Sometimes, in the wee hours, the wolves are merely imagined.
“I’ve had plenty of wolves following me that weren’t really there,” Kershaw said.
Conditions — deep cold, fresh snow — often conspire to slow the pace.
“You’re averaging (on skis) 3 miles per hour,” Reed said. “Even the bikers are averaging only 4 or 5 miles per hour. The incredibly slow pace really drags on your mind.”
Pramann, who has biked the race four times and won it twice, cannot imagine doing it any other way. The fastest bikers average better than 8 mph.
“To me, that’s the only normal way to do it,” he said. The people who run it and ski it are a little bit whacked, I think.”
Duluth’s Charlie Farrow, 50, will be biking his fifth 135.
“If you’re racing to win it, you have to take really short breaks,” he said. “The guys that take 15 minutes or less at the halfway point are the ones winning it. No breaks along the trail.”
Nearly all participants wear Camelbak bladders of water inside their layers of clothing. The trick is to keep the tube and mouthpiece that runs out of the bladder from freezing.

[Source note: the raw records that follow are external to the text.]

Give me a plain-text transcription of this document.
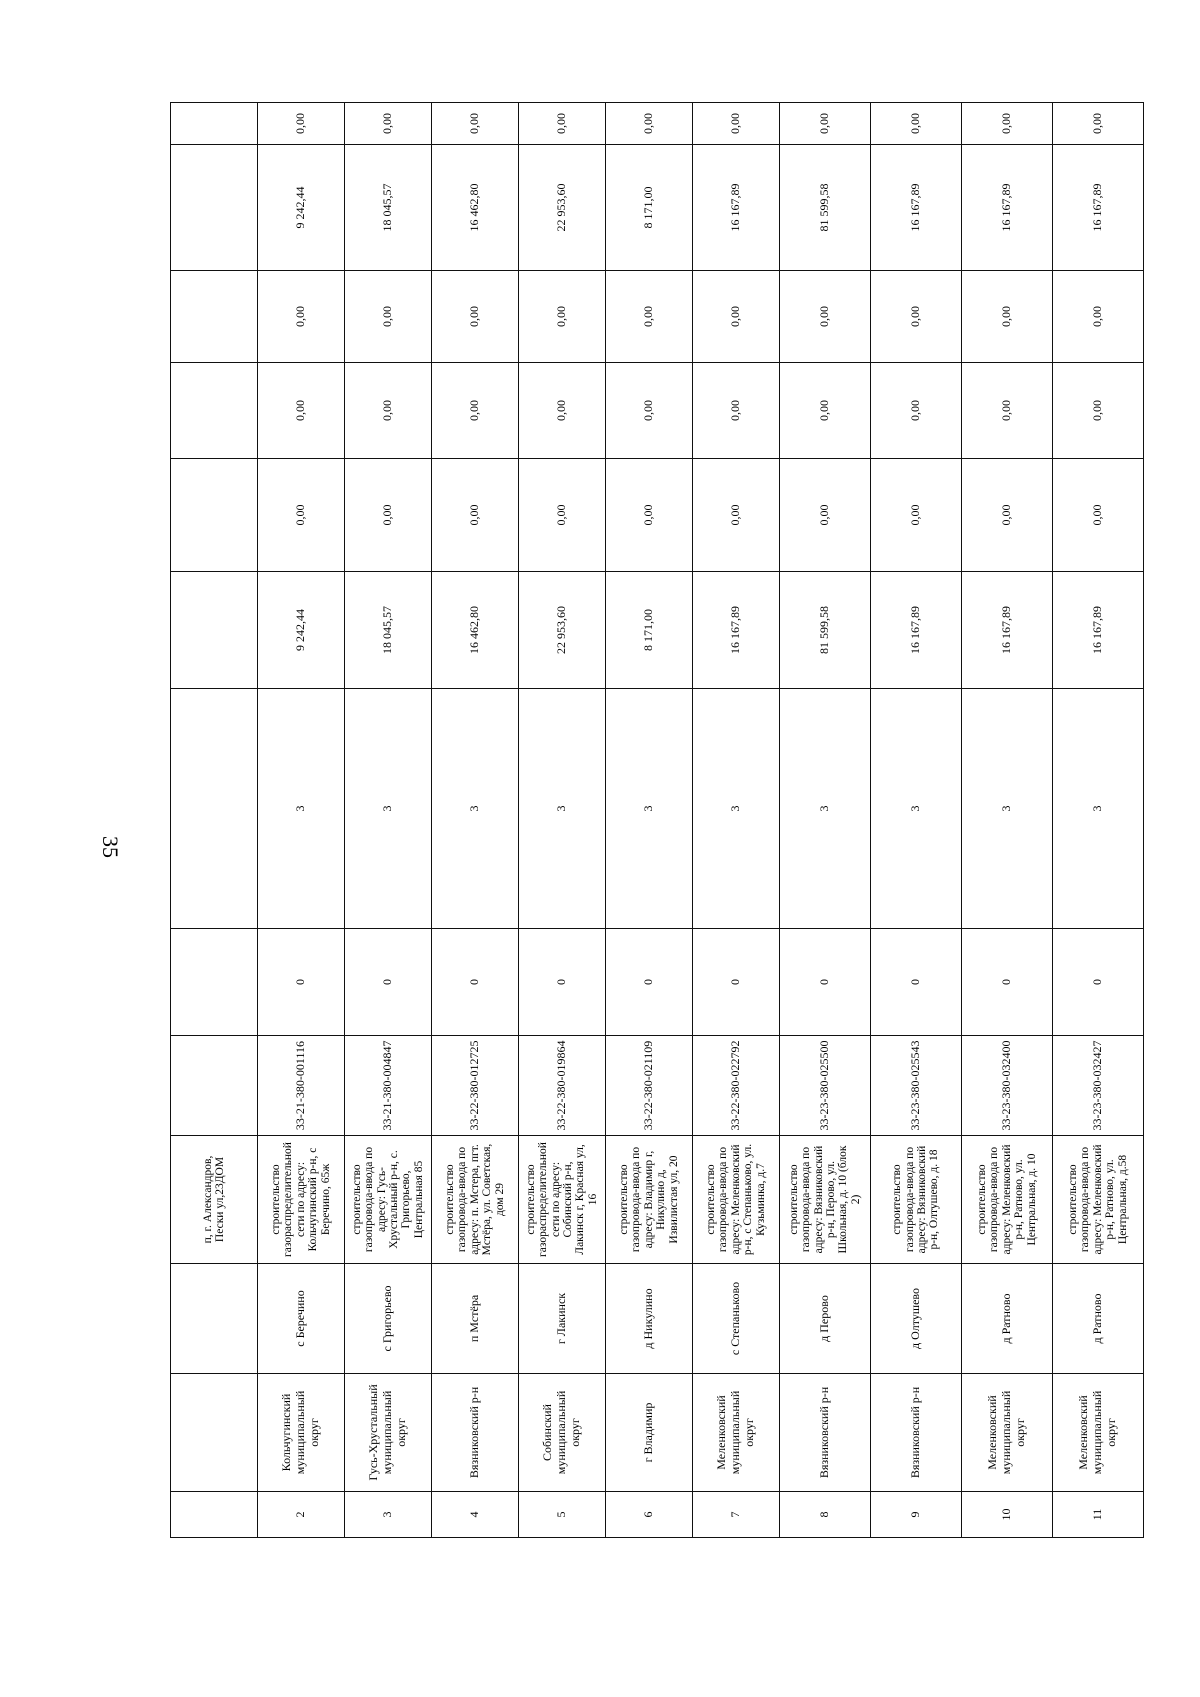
35
			п, г. Александров, Пески ул,23ДОМ									
2	Кольчугинский муниципальный округ	с Беречино	строительство газораспределительной сети по адресу: Кольчугинский р-н, с Беречино, 65ж	33-21-380-001116	0	3	9 242,44	0,00	0,00	0,00	9 242,44	0,00
3	Гусь-Хрустальный муниципальный округ	с Григорьево	строительство газопровода-ввода по адресу: Гусь-Хрустальный р-н, с. Григорьево, Центральная 85	33-21-380-004847	0	3	18 045,57	0,00	0,00	0,00	18 045,57	0,00
4	Вязниковский р-н	п Мстёра	строительство газопровода-ввода по адресу: п. Мстера, пгт. Мстёра, ул. Советская, дом 29	33-22-380-012725	0	3	16 462,80	0,00	0,00	0,00	16 462,80	0,00
5	Собинский муниципальный округ	г Лакинск	строительство газораспределительной сети по адресу: Собинский р-н, Лакинск г, Красная ул, 16	33-22-380-019864	0	3	22 953,60	0,00	0,00	0,00	22 953,60	0,00
6	г Владимир	д Никулино	строительство газопровода-ввода по адресу: Владимир г, Никулино д, Извилистая ул, 20	33-22-380-021109	0	3	8 171,00	0,00	0,00	0,00	8 171,00	0,00
7	Меленковский муниципальный округ	с Степаньково	строительство газопровода-ввода по адресу: Меленковский р-н, с Степаньково, ул. Кузьминка, д.7	33-22-380-022792	0	3	16 167,89	0,00	0,00	0,00	16 167,89	0,00
8	Вязниковский р-н	д Перово	строительство газопровода-ввода по адресу: Вязниковский р-н, Перово, ул. Школьная, д. 10 (блок 2)	33-23-380-025500	0	3	81 599,58	0,00	0,00	0,00	81 599,58	0,00
9	Вязниковский р-н	д Олтушево	строительство газопровода-ввода по адресу: Вязниковский р-н, Олтушево, д. 18	33-23-380-025543	0	3	16 167,89	0,00	0,00	0,00	16 167,89	0,00
10	Меленковский муниципальный округ	д Ратново	строительство газопровода-ввода по адресу: Меленковский р-н, Ратново, ул. Центральная, д. 10	33-23-380-032400	0	3	16 167,89	0,00	0,00	0,00	16 167,89	0,00
11	Меленковский муниципальный округ	д Ратново	строительство газопровода-ввода по адресу: Меленковский р-н, Ратново, ул. Центральная, д.58	33-23-380-032427	0	3	16 167,89	0,00	0,00	0,00	16 167,89	0,00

Farrow trains with Duluth’s Jason Buffington, who also will bike the race.
“He came up with this idea of keeping the Camelbak hose by his mouth,” Farrow said. “He’s perfected this thing where he runs it right next to the carotid artery. He modified his face mask, sewed a bunch of stuff on it.”
While some enter to compete, others are there just for the personal challenge.
“People love to challenge themselves,” Kershaw said. “We’re not going to go climb Mount Everest. This is right in our backyard. It uses almost every skill set I have, from winter camping to skiing. I think that’s why I do it. It really tests me.”